1. **Check data freshness:** Use `check-data-freshness.php` to ensure data is fresh (< 7 days)
2. **Collect research data:** Use `collect-faq-research-data.php` to get PAA questions, GSC queries, keywords
   - PAA questions loaded from `serp-features.json` (SISTRIX SERP features)
   - GSC queries loaded from `performance-gsc.json` (metrics.top_queries)
   - Keywords loaded from `keywords-sistrix.json` (with volumes/competition)
3. **Generate questions:** Use `generate-faq-questions.php` to generate FAQ questions
   - Prioritizes PAA questions (priority 1)
   - Prioritizes GSC queries by clicks/impressions (priority 2)
   - Filters keywords by volume (≥ 50) or competition (> 0) (priority 3)
   - Uses shared keyword database for consistency
4. **Map to FAQs:** Match keywords to FAQ questions using actual data

**Examples:**

- ✅ **GOOD:** "Wie funktioniert die Zeiterfassung per App?" (matches high-volume query)
- ❌ **BAD:** "Wie funktioniert die Zeiterfassung per App Zeiterfassung App?" (keyword stuffing)

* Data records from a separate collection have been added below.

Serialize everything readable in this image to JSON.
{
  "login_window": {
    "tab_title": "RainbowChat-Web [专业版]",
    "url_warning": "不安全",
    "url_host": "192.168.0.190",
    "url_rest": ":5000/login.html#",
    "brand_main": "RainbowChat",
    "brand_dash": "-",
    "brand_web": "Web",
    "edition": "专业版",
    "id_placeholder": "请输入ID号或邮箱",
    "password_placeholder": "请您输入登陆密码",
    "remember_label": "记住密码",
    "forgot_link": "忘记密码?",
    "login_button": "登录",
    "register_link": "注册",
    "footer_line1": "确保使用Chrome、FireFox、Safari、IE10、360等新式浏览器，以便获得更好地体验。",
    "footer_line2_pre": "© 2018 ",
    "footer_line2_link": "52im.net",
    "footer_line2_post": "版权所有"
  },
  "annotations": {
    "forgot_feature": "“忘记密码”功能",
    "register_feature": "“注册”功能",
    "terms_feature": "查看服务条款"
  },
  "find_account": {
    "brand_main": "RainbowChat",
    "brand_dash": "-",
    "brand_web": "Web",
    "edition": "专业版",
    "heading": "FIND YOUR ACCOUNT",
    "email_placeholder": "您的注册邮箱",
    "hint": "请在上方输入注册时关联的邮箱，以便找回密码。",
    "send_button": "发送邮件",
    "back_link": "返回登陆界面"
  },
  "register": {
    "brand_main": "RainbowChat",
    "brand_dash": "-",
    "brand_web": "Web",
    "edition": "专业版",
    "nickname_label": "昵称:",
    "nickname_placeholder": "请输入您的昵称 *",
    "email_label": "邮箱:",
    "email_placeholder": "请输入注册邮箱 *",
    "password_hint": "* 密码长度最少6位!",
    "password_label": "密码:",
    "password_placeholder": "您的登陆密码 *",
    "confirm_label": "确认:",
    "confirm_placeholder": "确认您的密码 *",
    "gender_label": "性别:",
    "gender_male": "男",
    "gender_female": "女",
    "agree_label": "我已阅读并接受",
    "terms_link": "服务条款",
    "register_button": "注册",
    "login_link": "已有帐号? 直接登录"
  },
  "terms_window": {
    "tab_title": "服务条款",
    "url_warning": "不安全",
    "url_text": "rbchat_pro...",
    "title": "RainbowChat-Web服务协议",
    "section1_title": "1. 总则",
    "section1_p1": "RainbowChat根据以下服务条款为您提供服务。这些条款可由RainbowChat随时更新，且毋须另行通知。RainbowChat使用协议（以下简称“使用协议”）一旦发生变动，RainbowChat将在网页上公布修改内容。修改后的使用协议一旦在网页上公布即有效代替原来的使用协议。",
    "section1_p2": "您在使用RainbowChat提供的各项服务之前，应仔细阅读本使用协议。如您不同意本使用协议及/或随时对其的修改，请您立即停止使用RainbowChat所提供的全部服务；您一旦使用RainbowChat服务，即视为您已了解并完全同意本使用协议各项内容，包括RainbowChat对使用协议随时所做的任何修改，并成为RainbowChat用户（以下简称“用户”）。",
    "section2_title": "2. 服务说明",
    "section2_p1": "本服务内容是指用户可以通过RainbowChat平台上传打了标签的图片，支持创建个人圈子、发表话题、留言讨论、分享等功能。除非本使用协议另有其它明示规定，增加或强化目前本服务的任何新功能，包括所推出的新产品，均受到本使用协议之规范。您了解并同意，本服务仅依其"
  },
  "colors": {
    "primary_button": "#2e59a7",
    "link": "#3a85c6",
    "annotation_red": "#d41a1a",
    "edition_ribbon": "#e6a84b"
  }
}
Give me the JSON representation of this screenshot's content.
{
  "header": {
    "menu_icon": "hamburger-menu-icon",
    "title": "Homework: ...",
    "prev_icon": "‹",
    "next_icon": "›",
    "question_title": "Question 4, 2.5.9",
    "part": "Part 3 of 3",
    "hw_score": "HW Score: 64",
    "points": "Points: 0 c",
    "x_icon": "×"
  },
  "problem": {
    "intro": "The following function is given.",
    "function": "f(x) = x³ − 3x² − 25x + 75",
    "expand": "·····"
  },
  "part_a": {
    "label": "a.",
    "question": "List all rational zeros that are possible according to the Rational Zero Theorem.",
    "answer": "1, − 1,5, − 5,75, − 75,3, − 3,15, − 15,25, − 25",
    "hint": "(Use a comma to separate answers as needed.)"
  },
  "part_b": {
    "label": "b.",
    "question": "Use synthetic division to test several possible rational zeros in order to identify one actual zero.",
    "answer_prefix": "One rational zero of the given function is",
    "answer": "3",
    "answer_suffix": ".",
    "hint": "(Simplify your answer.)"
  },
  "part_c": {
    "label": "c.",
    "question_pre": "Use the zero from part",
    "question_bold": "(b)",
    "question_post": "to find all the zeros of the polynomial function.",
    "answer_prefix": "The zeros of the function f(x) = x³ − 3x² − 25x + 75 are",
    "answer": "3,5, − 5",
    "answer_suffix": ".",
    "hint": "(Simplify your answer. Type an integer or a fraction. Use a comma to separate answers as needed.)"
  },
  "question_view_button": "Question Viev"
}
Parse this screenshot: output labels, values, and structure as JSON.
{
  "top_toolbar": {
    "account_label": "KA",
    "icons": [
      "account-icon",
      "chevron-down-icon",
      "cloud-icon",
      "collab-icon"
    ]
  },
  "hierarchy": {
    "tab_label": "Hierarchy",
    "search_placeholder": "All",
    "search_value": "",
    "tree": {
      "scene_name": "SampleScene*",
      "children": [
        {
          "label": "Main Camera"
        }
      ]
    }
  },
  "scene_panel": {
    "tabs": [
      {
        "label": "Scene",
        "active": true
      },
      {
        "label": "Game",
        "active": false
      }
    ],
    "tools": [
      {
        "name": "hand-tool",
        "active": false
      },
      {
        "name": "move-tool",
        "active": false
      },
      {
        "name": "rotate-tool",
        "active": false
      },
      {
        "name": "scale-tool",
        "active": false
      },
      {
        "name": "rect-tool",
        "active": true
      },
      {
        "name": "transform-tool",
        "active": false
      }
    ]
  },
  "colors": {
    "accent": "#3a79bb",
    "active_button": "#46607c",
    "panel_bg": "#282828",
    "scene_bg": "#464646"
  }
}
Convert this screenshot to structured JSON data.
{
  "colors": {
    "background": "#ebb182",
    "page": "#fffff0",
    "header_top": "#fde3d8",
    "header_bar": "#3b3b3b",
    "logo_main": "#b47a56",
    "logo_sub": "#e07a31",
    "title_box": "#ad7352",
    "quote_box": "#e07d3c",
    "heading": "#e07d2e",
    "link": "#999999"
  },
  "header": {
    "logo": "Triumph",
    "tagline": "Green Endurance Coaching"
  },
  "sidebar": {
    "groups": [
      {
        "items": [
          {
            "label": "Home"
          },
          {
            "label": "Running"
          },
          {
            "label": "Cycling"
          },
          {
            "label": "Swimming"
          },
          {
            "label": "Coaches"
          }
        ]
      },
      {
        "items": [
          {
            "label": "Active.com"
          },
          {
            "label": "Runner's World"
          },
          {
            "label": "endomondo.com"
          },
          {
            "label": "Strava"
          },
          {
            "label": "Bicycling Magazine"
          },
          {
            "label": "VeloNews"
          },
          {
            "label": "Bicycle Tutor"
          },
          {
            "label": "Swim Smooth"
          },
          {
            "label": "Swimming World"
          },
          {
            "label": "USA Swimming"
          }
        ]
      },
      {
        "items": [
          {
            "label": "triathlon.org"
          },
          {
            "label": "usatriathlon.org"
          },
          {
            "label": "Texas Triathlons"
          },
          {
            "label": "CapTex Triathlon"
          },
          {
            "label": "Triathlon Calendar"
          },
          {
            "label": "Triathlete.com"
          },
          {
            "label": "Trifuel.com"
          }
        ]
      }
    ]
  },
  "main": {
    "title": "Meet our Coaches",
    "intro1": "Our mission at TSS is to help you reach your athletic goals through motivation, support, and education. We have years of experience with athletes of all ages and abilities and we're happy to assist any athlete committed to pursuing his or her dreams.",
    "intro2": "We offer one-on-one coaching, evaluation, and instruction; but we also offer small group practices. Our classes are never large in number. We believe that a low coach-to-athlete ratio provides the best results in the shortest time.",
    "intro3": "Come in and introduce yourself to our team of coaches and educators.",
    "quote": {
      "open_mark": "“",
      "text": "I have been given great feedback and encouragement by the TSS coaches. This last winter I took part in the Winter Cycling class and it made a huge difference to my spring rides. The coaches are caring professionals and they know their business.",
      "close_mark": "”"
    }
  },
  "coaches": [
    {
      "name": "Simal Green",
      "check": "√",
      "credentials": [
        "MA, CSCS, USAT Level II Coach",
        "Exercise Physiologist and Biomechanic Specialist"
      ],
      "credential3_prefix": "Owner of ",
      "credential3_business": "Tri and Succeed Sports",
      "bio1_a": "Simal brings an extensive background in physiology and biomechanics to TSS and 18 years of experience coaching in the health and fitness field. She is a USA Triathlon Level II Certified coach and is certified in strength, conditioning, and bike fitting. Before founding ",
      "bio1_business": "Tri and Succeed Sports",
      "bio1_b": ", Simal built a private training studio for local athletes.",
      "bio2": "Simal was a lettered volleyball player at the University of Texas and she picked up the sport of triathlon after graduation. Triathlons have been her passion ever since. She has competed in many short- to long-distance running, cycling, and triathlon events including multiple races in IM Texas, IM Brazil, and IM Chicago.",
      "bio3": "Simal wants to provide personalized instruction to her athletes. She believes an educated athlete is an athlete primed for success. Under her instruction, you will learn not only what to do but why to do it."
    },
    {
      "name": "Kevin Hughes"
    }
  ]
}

## Internal Linking Guidelines

### Natural Internal Linking

**Opportunity-driven:** Add links when FAQ answers mention terms with dedicated lexikon, tool, or product pages. 1:1 terms mandatory; never force links when none add value.

**Requirements:**

- **Relevance:** Links must be contextually relevant to the answer
- **Anchor text:** Use natural, contextual phrases (not "click here")
- **Target pages:** Relevant tools, products, or content pages

**When to link:**

- When answer mentions related calculation (e.g., Brutto-Netto conversion)
- When answer references related tool (e.g., Minijob calculator)
- When answer could benefit from additional context (e.g., product page)

**When NOT to link:**

- Forced links that don't add value
- Links in every FAQ (over-optimization)
- Links to unrelated pages

**Examples:**

- ✅ **GOOD:** "Für eine präzise Umrechnung nutze unseren [Brutto-Netto-Rechner](/tools/brutto-netto-rechner)."
- ✅ **GOOD:** "Für detaillierte Berechnungen zu Minijobs nutze unseren [Minijob-Rechner](/tools/minijob-rechner)."
- ❌ **BAD:** "Klicke hier für unseren Brutto-Netto-Rechner."
- ❌ **BAD:** "Weitere Informationen findest du [hier](/tools/brutto-netto-rechner)."

## FAQPage Schema Markup

### Schema Requirements

**Critical requirements:**

- **Exact match:** Schema answers must match HTML answers exactly (word-for-word)
- **No HTML in schema:** Remove HTML links from schema answers (use plain text)
- **All FAQs included:** Every HTML FAQ must have corresponding schema entry
- **Proper ordering:** Schema FAQs should match HTML FAQ order
- **JSON validation:** Ensure valid JSON syntax (no trailing commas, proper escaping)
- **Required properties:** `@context` must be `"https://schema.org"`, `@type` must be `"FAQPage"`, `mainEntity` must be array with Questions
- **Question structure:** Each Question must have `@type: "Question"`, `name` (question text), and `acceptedAnswer` with `@type: "Answer"` and `text` (plain text)
- **Single schema:** Only one FAQPage schema per page (no duplicates)
- **Reflective content:** Schema content must match visible content on page

**Text Cleaning Requirements:**

- Strip all HTML tags from answer text
- Decode HTML entities properly
- Replace smart quotes with regular quotes
- Normalize whitespace (multiple spaces → single space)
- Remove control characters
- Ensure UTF-8 encoding

**Example:**

- **HTML:** "Für eine präzise Umrechnung nutze unseren <a href=\"/tools/brutto-netto-rechner\">Brutto-Netto-Rechner</a>."
- **Schema:** "Für eine präzise Umrechnung nutze unseren Brutto-Netto-Rechner."

**Validation:**

- Test with Google Rich Results Test: https://search.google.com/test/rich-results
- Use `validate-faq-schema.php` script to validate all posts
- Schema generator automatically handles text cleaning and normalization
- See `docs/content/blog/FAQ_SCHEMA_BEST_PRACTICES.md` for complete guide

## Content Writing Best Practices

**See:** `.cursor/rules/content-writing.mdc` for comprehensive content writing guidelines.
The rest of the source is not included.